As the first openly transgender pastor ordained in the Lutheran Church, I know the difficulty that comes from judgment, fear and bad science. Having spent the past thirteen years primarily working with the homeless and hungry in San Francisco, there have been moments when my family has raised eyebrows and perhaps wished my life was safer or easier to explain their Midwestern neighbors and friends.
As I slogged through the hard won battle with the Lutheran church to recognize LGBTQ pastors fully, there was something comforting about knowing there was a large community walking with me, supporting me and praying for me. Yet, as I listen to GOP Presidential hopefuls, conscientious objectors to vaccinations and chirpy talk shows blithely validate parental desires to prevent, repair or erase autism; I wonder where my community is.
Diagnosed on the autistic spectrum, with what used to be called Aspergers, my autism is one of the best things about me. While Aspergers is considered mild on the autistic spectrum, I believe my autism makes me more ethical and better at my job.

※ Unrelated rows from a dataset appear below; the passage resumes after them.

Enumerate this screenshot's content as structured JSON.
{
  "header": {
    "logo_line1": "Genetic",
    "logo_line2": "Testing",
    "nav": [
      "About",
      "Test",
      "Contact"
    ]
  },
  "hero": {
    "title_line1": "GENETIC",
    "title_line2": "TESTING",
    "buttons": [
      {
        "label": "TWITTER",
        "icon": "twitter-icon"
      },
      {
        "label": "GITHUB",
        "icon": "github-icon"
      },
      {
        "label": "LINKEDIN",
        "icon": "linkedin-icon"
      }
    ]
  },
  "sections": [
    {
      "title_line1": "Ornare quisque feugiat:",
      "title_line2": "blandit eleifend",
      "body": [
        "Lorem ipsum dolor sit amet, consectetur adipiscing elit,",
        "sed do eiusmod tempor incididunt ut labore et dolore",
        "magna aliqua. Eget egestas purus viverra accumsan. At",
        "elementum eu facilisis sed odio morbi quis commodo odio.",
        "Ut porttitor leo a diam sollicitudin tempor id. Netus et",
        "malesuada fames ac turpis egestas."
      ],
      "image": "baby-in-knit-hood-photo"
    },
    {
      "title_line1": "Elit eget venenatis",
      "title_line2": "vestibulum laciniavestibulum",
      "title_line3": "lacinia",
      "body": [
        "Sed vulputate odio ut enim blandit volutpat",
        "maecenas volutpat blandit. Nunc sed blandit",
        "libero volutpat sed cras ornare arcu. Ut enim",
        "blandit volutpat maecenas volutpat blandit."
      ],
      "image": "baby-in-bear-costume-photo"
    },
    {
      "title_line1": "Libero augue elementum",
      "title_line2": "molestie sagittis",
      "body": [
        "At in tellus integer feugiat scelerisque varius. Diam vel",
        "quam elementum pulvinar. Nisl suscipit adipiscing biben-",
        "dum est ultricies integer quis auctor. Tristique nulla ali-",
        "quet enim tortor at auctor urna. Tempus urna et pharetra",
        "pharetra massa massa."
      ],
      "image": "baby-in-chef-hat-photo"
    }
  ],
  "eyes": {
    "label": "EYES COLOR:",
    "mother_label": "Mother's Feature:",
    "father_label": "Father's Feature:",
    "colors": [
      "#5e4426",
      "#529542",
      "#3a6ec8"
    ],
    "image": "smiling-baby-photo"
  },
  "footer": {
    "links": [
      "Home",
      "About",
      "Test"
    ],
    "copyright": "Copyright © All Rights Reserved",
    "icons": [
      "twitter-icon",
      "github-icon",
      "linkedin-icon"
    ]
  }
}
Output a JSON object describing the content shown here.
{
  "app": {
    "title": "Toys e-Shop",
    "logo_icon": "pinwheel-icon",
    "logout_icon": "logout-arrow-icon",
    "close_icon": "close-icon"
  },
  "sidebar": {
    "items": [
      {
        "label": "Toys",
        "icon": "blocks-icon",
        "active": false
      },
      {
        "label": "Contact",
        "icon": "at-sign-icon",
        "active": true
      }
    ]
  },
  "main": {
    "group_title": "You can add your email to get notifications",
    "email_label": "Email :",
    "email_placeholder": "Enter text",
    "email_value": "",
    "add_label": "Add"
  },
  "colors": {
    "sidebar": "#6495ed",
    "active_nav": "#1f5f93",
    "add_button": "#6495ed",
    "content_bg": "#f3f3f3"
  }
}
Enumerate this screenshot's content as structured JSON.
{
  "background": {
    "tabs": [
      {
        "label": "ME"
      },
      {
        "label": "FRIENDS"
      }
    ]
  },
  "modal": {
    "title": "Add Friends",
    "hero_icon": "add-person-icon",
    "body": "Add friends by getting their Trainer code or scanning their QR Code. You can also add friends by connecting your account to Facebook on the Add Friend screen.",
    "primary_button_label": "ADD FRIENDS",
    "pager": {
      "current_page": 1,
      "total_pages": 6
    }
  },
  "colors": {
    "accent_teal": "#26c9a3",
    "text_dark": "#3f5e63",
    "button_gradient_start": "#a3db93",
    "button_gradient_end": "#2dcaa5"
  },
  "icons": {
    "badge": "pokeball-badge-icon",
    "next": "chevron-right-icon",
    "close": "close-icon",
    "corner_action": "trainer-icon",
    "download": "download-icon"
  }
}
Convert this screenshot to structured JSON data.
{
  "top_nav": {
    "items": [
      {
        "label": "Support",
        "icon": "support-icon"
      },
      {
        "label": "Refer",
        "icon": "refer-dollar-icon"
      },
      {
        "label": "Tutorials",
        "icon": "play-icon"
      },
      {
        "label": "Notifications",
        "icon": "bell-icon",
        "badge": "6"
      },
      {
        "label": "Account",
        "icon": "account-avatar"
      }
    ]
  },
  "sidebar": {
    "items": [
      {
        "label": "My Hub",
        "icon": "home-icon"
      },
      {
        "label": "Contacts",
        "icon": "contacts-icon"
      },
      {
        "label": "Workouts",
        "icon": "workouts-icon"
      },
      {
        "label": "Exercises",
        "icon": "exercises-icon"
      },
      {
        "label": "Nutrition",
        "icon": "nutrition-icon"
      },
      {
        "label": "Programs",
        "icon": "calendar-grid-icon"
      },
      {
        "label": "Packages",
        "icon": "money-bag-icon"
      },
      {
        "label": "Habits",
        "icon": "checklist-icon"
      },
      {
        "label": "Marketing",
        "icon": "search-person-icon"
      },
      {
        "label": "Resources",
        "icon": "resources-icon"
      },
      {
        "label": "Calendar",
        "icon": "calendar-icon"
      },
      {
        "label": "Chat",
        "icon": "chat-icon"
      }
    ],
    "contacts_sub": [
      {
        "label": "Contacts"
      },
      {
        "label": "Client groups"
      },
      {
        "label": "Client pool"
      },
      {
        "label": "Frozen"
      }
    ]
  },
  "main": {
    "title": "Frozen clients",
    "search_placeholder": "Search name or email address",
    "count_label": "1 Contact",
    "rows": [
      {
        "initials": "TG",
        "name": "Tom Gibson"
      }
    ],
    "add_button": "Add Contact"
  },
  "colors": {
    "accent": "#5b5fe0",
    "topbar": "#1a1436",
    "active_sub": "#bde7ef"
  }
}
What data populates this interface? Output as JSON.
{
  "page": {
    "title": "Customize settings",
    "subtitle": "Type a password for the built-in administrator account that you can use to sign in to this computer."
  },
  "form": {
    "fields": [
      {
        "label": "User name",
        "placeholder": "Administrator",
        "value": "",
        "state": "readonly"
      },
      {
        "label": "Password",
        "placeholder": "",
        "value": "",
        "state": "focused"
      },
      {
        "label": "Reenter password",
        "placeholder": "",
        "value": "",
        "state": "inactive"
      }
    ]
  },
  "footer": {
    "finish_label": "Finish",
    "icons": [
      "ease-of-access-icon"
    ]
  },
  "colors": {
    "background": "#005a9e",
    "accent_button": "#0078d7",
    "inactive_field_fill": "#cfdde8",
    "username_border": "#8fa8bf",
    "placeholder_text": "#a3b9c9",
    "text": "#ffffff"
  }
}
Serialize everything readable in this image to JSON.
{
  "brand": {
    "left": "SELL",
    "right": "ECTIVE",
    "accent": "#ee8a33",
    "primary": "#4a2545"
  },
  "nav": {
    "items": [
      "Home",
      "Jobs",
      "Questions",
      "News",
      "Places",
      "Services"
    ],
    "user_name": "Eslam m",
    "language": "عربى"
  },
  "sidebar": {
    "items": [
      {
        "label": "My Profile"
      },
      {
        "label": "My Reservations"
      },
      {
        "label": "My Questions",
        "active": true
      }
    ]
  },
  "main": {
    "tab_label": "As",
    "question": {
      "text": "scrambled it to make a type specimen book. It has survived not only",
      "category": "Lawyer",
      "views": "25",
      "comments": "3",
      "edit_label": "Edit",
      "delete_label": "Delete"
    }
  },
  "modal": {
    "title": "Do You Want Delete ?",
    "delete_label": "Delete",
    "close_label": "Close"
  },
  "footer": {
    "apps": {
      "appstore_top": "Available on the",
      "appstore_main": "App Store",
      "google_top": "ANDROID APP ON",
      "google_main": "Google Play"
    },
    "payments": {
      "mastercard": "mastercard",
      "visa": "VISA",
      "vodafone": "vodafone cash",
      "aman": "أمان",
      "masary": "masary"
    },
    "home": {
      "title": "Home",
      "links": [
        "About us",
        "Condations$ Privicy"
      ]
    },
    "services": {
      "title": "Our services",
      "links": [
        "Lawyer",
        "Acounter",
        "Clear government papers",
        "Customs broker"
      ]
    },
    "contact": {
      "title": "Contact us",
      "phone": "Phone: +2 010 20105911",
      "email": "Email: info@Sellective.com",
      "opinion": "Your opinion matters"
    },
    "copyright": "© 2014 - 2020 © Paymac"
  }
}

The ability to hyperfocus makes me extremely good at research and sticking with a task until it is complete. In 2014 this gift helped me publish 3 books, create an award winning illustrated documentary and create a succulent labyrinth garden at the church.
My literal thinking and joy of following ethical rules means problems society has unnecessarily complicated seem simple to me. I believe the solution to homelessness is housing and to hunger is food. These naïve assumptions compelled me to do my part and in 2014, I helped get nearly 1,000 homeless individuals eye exams and prescription eye glasses and received an honorable mention as an Unsung Hero of Compassion by His Holiness the Dali Lama.
There are countless examples of people who excel at their jobs, because of autism. Having a brain that sees the world differently, may annoy and scare parents, but it helps our world become more innovative. Parents may wish their autistic kids were more social, but in a work situation these same behaviors might help a brilliant worker stay focused when office mates are gossiping and wasting hours on social networking sites.
If you’re still not on board with my ethical argument for autism, consider these two examples. First, consider the ethical impact of exposing children to the world’s most infectious, preventable disease. Now consider the ethical impact of an autistic child. Jenny McCarthy, the notorious parent of an autistic child, during her Dirty, Sexy, Funny show on Sirius XM, reported that her autistic son called the police on her when she was illegally texting and driving. McCarthy was unremorseful and shared that instead of ending the dangerous habit of texting while driving; she instead threw her son’s phone out the car window.
Rule following, when the rules are deemed ethical, is one of the “symptoms” of autism. Sounds horrible, right?
It took decades to discredit reparative therapies that sought to erase or retrain sexual and gender identities. Similar therapies for autistic children mask or hide characteristics of autism without the consent of the children living with autism. While it may be important for the parents of autistic children to force their children to be more sociable and to learn eye contact, we should also be able ethically talk about the harm this can kind of therapy can cause.
For example, some individuals with autism experience touch as painful. The therapeutic method sometimes used to eradicate this “symptom” from children is to hold them tight and not let go. The idea is that the child can learn to endure the pain. This method is repeated until the child stops exhibiting a negative response to being held.
We’ve decided it’s abusive to inflict physical pain on adults to get them to stop having a gay identity, why is it ok to inflict pain on children to prevent their autistic identity?
Some may argue that my space on the mild end of the autistic spectrum clouds my judgment on this issue. They may be right. But until autistic children are given the ability to advocate for their own needs and wishes, it may require high functioning autistic adults “coming out” to raise awareness on this issue.
Minimally, we miss the point when we limit our conversations about the measles outbreak to the question of whether or not parents can choose to vaccinate their kids. We must ethically question the motivations those of the parents, who go to dangerous lengths to try to eradicate autism from their children's lives. Like so many other kinds of diversity that teach us about what it means to be human, we should instead ask how we can learn from people living on the autistic spectrum.